Die Ergebnisse aus „Die Logik des Misslingens“ bieten einen Orientierungsrahmen. Sie zeigen: Erfolgreiches Entscheiden in komplexen Situationen erfordert eine strukturierte, reflektierte und vielseitige Herangehensweise, die Wechselwirkungen und Zielrelevanz berücksichtigt. Impulsives, oberflächliches und unreflektiertes Handeln sowie das Ignorieren von Neben- und Fernwirkungen führen hingegen zu negativen Konsequenzen.
Check-up
- Mehrdimensionale Zielverfolgung
- Komplexität bewusst handhaben
- Hypothesen hinterfragen
- Kontext und Ursachen analysieren
- Unbestimmtheit aushalten
- Handeln ohne Situationsanalyse
- Neben- und Fernwirkungen ignorieren
- Starrheit im Vorgehen
- Ad-hocismus
- Verantwortung unreflektiert abgeben
Do
Mehrdimensionale Zielverfolgung
Komplexitätsbewusstes Handeln
Zielrelevanz prüfen
Hypothesen regelmäßig hinterfragen
Kontext- und Ursachenanalyse
Thematische Fokussierung
Eigenes Verhalten strukturieren
Kritische Selbstreflexion
Unbestimmtheit aushalten
Konzentration auf das Wesentliche
Konstruktive Offenheit
Kontinuierliche Anpassung
Don’ts
Handeln ohne Situationsanalyse
Ignorieren von Neben- und Fernwirkungen
Vernachlässigung der Prozessgestaltung
Starrheit im methodischen Vorgehen
Flucht in Projektarbeit ohne Problemlösung
Entwicklung zynischer Reaktionen
Ballistisches Verhalten
Oberflächliches Arbeiten
Sprunghafte Themenwechsel
Ad-hocismus
Verkapslung
Verantwortung unreflektiert delegieren
Sich von Nebensächlichkeiten ablenken lassen
Fragen, die einen Unterschied machen
Zur Unterstützung strukturierter Entscheidungsprozesse helfen folgende Reflexionsfragen, sowohl in Entscheidungsmomenten als auch bei der Entwicklung individueller Entscheidungsregeln. Sie tragen dazu bei, die Qualität von Entscheidungen zu erhöhen und das Risiko unerwünschter Neben- und Fernwirkungen zu minimieren:
- Wie viel Zeit steht zur Verfügung und wann und wo wird bewusst Raum geschaffen, um über die Entscheidung nachzudenken?

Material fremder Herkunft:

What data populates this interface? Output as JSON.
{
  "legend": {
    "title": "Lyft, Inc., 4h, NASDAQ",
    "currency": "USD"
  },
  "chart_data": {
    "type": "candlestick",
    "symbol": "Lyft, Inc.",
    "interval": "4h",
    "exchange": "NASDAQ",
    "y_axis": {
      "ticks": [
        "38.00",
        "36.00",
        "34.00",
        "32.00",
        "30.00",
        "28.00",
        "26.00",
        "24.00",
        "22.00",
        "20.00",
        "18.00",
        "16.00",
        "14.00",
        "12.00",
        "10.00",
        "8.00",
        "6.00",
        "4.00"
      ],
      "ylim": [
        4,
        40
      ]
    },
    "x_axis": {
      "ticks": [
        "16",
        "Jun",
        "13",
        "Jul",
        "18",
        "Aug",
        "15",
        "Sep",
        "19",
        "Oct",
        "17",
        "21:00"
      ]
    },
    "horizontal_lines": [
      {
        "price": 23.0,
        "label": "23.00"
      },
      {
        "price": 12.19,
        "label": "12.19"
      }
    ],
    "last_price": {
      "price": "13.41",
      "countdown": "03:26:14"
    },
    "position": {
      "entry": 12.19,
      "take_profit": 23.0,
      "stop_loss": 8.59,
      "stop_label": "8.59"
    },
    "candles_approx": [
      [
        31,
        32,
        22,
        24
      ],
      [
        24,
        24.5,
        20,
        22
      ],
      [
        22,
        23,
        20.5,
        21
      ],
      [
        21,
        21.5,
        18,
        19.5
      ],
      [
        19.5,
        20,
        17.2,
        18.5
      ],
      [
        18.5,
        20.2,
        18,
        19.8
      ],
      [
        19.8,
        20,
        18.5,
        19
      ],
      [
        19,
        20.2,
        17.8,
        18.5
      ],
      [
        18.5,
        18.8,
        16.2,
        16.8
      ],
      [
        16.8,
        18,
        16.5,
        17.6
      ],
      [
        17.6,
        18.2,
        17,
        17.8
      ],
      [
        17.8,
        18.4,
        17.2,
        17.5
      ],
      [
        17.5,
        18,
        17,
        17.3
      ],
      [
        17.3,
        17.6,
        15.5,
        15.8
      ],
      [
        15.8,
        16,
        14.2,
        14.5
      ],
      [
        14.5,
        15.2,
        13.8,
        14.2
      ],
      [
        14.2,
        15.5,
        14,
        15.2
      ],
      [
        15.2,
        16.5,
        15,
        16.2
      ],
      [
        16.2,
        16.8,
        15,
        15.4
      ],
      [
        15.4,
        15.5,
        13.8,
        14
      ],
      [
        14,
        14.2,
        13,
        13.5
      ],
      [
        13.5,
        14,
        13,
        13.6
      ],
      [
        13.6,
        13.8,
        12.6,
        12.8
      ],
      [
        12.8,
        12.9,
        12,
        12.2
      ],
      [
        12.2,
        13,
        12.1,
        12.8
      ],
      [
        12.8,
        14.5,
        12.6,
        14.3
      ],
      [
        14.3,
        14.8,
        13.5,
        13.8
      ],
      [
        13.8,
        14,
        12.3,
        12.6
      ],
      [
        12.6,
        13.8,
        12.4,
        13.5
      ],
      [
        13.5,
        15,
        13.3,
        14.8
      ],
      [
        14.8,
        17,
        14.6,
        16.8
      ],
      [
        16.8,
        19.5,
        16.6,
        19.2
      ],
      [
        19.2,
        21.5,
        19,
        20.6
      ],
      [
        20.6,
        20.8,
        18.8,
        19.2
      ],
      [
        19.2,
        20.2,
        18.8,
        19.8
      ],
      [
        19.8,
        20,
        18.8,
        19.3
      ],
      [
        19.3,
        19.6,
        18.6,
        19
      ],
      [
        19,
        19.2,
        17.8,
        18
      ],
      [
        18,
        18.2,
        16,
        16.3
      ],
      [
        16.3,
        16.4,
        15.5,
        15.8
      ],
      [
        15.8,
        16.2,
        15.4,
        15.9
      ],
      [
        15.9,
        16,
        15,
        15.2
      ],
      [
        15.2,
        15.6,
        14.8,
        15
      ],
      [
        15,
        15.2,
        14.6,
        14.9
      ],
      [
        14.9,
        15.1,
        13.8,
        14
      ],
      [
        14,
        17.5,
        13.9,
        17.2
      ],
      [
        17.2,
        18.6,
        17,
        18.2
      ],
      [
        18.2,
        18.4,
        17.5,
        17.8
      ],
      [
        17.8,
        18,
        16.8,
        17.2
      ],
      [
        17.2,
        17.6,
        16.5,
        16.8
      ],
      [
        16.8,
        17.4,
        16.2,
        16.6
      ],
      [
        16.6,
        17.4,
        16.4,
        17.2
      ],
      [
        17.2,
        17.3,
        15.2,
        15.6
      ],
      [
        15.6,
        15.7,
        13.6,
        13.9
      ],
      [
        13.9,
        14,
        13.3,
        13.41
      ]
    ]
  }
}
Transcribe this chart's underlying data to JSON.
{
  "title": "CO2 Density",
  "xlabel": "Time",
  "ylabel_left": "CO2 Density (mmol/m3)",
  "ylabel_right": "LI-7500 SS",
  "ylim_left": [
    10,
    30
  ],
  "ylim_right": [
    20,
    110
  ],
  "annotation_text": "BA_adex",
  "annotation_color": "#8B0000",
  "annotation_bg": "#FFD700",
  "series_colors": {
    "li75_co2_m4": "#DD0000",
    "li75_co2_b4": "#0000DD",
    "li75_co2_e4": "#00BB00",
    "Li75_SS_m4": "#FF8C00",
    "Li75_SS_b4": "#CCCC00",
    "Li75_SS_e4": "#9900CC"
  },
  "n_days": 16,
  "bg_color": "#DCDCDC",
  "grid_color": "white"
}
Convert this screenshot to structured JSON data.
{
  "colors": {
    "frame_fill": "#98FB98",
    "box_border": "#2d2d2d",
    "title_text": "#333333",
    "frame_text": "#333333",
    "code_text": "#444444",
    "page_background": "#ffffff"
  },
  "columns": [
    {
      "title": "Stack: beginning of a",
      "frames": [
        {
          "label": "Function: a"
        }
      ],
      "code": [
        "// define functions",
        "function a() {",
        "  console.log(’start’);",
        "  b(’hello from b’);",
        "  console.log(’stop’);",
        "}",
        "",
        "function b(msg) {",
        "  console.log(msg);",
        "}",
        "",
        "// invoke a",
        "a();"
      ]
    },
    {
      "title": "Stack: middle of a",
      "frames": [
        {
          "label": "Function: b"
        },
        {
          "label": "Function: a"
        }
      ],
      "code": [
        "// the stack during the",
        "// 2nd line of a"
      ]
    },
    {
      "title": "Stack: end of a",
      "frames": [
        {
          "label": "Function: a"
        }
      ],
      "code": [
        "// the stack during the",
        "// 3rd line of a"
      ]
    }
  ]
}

- Wurden genügend relevante Informationen und Perspektiven berücksichtigt?
- Welche Ressourcen können genutzt werden, um die Entscheidung zu unterstützen?
- Welche möglichen Neben- und Fernwirkungen könnten auftreten?
- Wie lässt sich frühzeitig erkennen, ob die gewünschten Effekte eintreten, und wie werden unerwünschte Folgen bemerkt?
Fazit
Gute unternehmerische Entscheidungen erfordern mehr als schnelles Handeln. Sie basieren auf strukturierten Prozessen, die Reflexion, Informationsvielfalt und die Berücksichtigung von Neben- und Fernwirkungen einschließen. Die Forschung zeigt, dass klare Entscheidungsregeln und gezielte Reflexionsfragen helfen, Risiken zu minimieren und die Qualität von Entscheidungen zu erhöhen. Unternehmen, die diese Prinzipien anwenden, bleiben auch in komplexen Situationen handlungsfähiger und sichern ihre Zukunftsfähigkeit.
Literaturhinweis
Dietrich Dörner: Die Logik des Misslingens. Strategisches Denken in komplexen Situationen.
Luhmann, N. (2000). Organisation und Entscheidung. Opladen: Westdeutscher Verlag, S. 97.